Fu, peraltro, tra il marzo del 1980 e il luglio del 1981 che si sviluppò e consolidò il rapporto con Romano Comincioli e con Berlusconi che conobbe personalmente nel marzo del 1980 al Grand Hotel di Roma. L’impegno nel settore immobiliare, non lo distrasse, però, dall’interesse per l’editoria: acquistò il 37,3% delle azioni della Nuova Sardegna messo in vendita dopo il naufragio della Sir di Nino Rovelli; il pacchetto di maggioranza era andato al Gruppo l’Espresso-Repubblica che, con gli anni, avrebbe assorbito il 100% del capitale sociale. Si mosse anche per favorire Silvio Berlusconi. Riferirà, in proposito, al pubblico ministero milanese Dell’Osso l’onorevole Beppe Pisanu, all’epoca influente collaboratore di Benigno Zaccagnini: «Il Carboni si diceva interessato alle televisioni private in Sardegna: ciò in un’ottica di inserimento nella regione del circuito televisivo Canale 5, facente capo al signor Berlusconi di Milano.
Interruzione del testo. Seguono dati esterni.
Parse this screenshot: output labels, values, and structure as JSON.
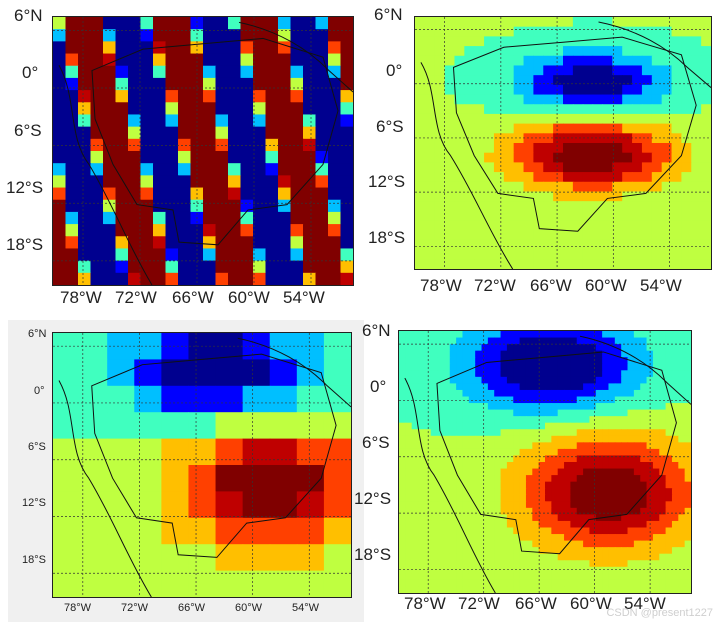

Il Carboni mi spiegò che il Berlusconi aveva interesse a espandere Canale 5 alla Sardegna, talché lo stesso Carboni si stava interessando per rilevare a tal fine la più importante rete televisiva sarda, Videolina».
Fu nell’estate del 1981 che conobbe il presidente del banco Ambrosiano Roberto Calvi, col quale intrattenne un rapporto molto intenso: Carboni era interessato a ottenere credito dalla banca di Calvi mentre questi aveva un bisogno disperato di tessere rapporti con il Vaticano per salvare la sua banca che rischiava di collassare dentro un buco nero. La situazione precipitò nel giugno del 1982: Calvi, disperato, fuggì e la sua fuga si concluse sotto il ponte dei Frati Neri, a Londra; Carboni lo accompagnò in quest’ultimo viaggio e sarà poi incriminato per omicidio: secondo la tesi dell’accusa, Calvi sarebbe stato ucciso per essersi impadronito di ingenti capitali appartenenti a Cosa Nostra e ad altre organizzazioni criminali. Dopo una lunghissima storia giudiziaria, Flavio Carboni fu assolto con sentenza definitiva. Sopravvissuto per quarant’anni alla morte del banchiere milanese, non sembra che Flavio Carboni sia rimasto con le mani in mano, ma non c’è lo spazio per illuminare questa sua seconda vita.